Tennant's mother was a cousin of Lord Alfred Douglas. Tennant was the lover, for four years, of Siegfried Sassoon. In his home at Wilsford Manor Tennant entertained the brightest and best of his generation including Virginia Woolf and E. M. Forster and most of the 'Bright Young Things' of the 1920s where they were all photographed by a young Cecil Beaton as they cavorted around in fancy dress. After the war Tennant went into a long, slow decline becoming increasingly reclusive and spending his time completely redecorating the interior of Wilsford. I recently had a copy of the Sotheby's catalogue from the 1980s of the sale of the house and contents after Tennant's death and there are some fantastic photos of the interiors decked out in silver or fishnet or pink...
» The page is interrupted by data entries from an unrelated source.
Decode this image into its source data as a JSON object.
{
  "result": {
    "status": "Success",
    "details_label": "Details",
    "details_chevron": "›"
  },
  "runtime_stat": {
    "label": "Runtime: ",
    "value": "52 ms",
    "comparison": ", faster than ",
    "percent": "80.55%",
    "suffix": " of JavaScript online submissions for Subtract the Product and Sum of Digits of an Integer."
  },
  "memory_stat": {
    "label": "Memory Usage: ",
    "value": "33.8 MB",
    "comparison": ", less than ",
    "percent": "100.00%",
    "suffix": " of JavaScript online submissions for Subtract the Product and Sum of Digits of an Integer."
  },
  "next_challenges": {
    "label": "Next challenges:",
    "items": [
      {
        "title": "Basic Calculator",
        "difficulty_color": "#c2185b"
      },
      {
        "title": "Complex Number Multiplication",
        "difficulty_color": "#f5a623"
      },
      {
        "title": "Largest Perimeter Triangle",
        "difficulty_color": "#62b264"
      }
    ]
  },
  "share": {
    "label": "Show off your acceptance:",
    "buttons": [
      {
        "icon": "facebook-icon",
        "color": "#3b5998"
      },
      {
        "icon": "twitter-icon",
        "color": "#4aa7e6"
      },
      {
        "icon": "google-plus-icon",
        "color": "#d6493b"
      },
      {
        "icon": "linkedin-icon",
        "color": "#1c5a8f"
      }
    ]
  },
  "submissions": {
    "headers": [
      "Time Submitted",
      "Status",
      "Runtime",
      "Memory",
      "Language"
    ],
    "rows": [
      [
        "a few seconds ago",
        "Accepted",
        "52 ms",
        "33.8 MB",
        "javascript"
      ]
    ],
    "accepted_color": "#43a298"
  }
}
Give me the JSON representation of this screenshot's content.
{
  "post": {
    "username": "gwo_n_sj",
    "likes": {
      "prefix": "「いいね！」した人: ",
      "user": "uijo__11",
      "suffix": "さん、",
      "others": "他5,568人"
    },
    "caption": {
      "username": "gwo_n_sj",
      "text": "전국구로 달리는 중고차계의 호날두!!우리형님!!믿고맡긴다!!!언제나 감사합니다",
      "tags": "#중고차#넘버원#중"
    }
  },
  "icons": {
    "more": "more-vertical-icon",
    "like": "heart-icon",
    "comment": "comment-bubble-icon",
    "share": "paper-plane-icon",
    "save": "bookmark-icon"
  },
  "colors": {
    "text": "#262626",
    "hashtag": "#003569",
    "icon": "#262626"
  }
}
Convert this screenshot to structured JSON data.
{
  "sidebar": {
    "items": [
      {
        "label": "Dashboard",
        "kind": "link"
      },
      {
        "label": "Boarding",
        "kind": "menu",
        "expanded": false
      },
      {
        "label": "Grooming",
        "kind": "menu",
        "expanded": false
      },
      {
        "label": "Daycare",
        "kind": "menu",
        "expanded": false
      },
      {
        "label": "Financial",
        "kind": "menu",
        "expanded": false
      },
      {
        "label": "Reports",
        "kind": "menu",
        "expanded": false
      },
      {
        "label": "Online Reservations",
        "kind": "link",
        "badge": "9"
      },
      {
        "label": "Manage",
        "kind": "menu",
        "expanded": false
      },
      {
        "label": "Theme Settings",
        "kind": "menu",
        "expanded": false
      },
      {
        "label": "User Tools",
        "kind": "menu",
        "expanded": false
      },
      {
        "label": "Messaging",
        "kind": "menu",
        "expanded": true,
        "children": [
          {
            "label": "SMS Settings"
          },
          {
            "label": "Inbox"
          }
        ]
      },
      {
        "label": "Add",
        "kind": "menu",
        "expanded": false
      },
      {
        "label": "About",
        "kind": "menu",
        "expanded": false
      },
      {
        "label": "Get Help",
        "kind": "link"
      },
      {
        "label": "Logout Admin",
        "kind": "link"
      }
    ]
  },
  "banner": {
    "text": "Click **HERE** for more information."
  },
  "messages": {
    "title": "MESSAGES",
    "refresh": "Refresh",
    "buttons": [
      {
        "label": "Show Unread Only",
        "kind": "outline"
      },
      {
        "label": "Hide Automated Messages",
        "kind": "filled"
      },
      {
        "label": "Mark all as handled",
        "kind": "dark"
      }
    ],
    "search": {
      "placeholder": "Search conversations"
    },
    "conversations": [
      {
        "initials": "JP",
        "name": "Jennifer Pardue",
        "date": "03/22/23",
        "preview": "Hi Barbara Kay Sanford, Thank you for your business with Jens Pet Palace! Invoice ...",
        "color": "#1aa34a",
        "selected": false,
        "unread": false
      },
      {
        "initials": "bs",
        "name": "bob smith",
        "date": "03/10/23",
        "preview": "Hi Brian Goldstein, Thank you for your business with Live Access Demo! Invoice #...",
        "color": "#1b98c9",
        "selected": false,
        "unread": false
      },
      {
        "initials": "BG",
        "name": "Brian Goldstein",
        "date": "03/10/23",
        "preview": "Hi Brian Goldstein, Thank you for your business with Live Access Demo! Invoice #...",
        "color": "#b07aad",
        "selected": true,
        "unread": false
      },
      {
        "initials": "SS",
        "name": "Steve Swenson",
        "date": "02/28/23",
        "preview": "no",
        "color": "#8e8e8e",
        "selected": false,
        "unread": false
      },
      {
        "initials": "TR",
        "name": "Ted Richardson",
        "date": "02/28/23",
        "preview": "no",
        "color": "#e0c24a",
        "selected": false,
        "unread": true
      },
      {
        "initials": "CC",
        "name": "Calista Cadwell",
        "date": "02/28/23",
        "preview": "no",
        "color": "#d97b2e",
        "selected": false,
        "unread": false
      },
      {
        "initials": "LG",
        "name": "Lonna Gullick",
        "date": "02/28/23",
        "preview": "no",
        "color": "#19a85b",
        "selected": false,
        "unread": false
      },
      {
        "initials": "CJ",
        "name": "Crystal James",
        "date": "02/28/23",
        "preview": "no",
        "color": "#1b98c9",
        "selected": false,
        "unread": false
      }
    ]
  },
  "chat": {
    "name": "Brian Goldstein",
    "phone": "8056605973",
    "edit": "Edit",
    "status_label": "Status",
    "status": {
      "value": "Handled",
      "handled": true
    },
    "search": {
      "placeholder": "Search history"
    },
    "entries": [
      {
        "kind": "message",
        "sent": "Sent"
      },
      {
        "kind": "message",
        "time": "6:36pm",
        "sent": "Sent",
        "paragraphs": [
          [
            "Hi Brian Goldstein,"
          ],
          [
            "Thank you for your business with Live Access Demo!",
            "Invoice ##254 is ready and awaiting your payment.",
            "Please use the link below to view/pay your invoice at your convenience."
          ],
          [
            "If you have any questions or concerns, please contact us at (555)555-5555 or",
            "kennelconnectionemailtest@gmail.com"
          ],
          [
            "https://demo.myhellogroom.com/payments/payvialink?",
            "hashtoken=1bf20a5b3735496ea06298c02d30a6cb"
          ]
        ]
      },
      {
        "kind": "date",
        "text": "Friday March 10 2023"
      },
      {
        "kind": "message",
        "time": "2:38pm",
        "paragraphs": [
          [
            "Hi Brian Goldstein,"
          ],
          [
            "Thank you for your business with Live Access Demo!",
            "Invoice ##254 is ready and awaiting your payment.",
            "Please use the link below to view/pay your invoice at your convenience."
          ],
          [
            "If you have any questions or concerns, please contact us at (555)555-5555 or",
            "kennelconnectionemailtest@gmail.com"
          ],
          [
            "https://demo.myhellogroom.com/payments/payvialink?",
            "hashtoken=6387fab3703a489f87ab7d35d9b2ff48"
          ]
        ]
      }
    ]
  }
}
Tennant himself was a good artist and a better illustrator/designer but his output was not really large enough to feel that he ever reached his potential. This book above is a poetry anthology edited by Tennant's Mother, Pamela Grey and published by J. M. Dent in 1928. Tennant provided the jacket design, the title page and some decorations (below) but what grabbed me most about the book - as if you couldn't guess) was the design of the patterned paper on the boards. There's nothing in the book to say who designed the paper but I would be surprised if it was Tennant himself.